Zur Erreichung von mehr Chancengerechtigkeit von Kindern und Jugendlichen sei es ferner nötig, in den verschiedenen Bildungseinrichtungen zentrale Weichenstellungen vorzunehmen. Hierzu zählten sowohl der qualitative als auch der quantitative KiTa-Ausbau, unter anderem in den Bereichen Sprachförderung und individuelle Förderung von Kindern mit schwierigeren Startbedingungen. Daran anknüpfend müssten Grundschulen zu hochwertigen Ganztagseinrichtungen mit multiprofessionellem Personal (aus den Bereichen Gesundheit, Sozialarbeit, IT, Psychologie) auf- und ausgebaut werden. Ziel müsse es hierbei sein, Orte der Bildung und Betreuung zu entwickeln, die einen Schwerpunkt auf Lern- und kulturelle Erfahrungen setzten. Insgesamt sollte eine längere gemeinsame Lernzeit angestrebt werden, die die verfrühte Teilung von Klassen und Stufen vermeide. Ein weiterer Schwerpunkt solle zudem auf sozialem und emotionalem Lernen im gesamten Bildungsdreieck von Lernenden, Lehrenden und Eltern liegen. Diese Fähigkeiten sollten zunehmend als wichtige soziale und kulturelle Ressource betrachtet werden. Insgesamt sollten sich alle Bildungsinstitutionen öffnen und vernetzen und die multiprofessionellen Teams gestärkt werden.

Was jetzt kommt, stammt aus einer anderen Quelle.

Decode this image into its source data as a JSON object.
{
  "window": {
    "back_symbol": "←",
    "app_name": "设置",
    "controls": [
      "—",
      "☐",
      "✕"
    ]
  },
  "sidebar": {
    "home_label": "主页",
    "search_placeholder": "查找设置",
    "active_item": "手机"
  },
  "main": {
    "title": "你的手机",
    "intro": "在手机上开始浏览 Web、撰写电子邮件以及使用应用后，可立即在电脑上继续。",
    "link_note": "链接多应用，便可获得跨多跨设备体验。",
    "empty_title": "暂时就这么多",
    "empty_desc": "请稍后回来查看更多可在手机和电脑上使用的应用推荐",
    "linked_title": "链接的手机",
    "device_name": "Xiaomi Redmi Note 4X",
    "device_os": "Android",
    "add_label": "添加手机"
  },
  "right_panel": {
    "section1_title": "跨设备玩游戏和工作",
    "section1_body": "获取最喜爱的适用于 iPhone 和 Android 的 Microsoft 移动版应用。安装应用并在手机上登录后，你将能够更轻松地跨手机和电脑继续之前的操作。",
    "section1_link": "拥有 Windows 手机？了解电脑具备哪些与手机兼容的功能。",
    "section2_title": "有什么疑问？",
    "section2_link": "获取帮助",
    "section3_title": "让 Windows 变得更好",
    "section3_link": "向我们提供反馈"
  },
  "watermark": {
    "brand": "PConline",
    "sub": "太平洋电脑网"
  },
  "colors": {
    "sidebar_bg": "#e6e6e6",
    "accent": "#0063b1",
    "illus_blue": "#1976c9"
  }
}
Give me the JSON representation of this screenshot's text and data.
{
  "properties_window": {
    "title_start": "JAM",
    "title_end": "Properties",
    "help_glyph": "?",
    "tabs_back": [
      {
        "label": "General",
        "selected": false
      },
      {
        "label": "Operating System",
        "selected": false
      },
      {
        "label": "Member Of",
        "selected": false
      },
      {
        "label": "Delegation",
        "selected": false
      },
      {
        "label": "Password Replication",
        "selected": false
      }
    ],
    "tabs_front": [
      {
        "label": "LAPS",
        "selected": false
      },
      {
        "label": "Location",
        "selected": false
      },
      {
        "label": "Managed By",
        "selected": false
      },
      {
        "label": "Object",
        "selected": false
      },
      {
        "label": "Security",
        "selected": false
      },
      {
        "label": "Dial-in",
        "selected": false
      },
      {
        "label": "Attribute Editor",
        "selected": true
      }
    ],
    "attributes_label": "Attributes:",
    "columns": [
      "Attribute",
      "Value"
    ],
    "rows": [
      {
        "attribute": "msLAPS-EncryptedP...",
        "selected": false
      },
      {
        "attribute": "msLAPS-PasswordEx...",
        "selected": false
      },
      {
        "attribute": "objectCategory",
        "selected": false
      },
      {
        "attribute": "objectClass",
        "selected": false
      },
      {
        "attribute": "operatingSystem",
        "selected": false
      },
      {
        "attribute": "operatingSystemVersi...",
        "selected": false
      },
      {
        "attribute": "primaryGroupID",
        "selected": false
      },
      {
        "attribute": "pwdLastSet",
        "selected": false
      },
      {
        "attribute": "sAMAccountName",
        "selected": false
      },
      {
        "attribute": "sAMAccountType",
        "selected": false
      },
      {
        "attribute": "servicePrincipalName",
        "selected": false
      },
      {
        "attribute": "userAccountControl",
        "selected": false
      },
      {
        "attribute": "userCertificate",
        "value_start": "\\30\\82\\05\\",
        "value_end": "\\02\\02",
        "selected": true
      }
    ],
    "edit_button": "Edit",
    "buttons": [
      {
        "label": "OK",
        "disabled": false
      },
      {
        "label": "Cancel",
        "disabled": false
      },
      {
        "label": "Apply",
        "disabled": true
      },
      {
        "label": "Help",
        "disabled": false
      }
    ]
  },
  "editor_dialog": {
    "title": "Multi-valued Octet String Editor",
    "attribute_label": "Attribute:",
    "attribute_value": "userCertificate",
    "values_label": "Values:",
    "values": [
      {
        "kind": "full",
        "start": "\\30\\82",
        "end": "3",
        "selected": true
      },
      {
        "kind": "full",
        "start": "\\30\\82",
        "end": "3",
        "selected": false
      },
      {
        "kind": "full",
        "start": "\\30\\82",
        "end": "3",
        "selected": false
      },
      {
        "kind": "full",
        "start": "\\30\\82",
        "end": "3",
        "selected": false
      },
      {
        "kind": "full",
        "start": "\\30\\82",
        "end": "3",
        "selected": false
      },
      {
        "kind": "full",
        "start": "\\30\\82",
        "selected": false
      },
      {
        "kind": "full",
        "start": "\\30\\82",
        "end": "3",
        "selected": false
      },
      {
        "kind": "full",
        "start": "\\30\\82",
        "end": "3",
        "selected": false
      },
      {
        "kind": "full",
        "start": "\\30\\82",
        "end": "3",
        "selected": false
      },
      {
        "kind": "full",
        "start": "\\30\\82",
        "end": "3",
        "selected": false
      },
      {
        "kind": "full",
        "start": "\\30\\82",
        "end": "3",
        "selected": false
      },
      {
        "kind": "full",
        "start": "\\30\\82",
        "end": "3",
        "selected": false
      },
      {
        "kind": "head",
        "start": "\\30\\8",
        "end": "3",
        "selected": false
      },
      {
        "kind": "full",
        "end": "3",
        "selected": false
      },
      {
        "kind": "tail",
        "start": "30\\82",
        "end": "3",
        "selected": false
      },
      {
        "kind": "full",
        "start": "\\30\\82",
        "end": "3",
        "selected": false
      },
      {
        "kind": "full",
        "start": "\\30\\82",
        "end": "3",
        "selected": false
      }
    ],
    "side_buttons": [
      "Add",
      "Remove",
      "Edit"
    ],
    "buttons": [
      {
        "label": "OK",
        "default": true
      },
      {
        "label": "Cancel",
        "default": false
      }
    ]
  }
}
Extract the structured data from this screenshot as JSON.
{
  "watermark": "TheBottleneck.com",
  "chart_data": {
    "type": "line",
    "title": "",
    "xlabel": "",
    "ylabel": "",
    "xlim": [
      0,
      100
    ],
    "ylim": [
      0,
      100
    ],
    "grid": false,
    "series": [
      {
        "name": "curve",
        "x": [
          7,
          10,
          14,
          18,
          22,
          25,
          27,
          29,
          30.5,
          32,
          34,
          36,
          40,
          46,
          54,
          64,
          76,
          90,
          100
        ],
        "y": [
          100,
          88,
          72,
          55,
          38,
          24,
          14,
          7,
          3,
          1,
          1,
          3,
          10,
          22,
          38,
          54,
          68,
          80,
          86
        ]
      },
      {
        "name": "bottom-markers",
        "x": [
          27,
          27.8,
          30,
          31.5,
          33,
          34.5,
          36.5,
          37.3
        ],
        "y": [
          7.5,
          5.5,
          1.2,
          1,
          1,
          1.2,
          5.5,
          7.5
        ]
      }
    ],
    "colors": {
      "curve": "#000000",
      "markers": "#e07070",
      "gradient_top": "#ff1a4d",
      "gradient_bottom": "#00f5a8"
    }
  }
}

In finanzieller Hinsicht müsse mehr Geld in Bildung investiert werden, um die Infrastruktur massiv zu unterstützen. Ein besonderer Investitionsbedarf sei vor allem für Maßnahmen der inneren Entwicklung von Bildungseinrichtungen wie z. B. Fortbildungen und Unterrichtsentwicklungen festzustellen. Dabei solle die Mittelverteilung bedarfsorientiert erfolgen. Ein weiteres Ziel sei die Vernetzung regionaler Bildungsanbieter mit dauerhaft gesicherter finanzieller Basis (bspw. beim Thema Grundbildung für Erwachsene).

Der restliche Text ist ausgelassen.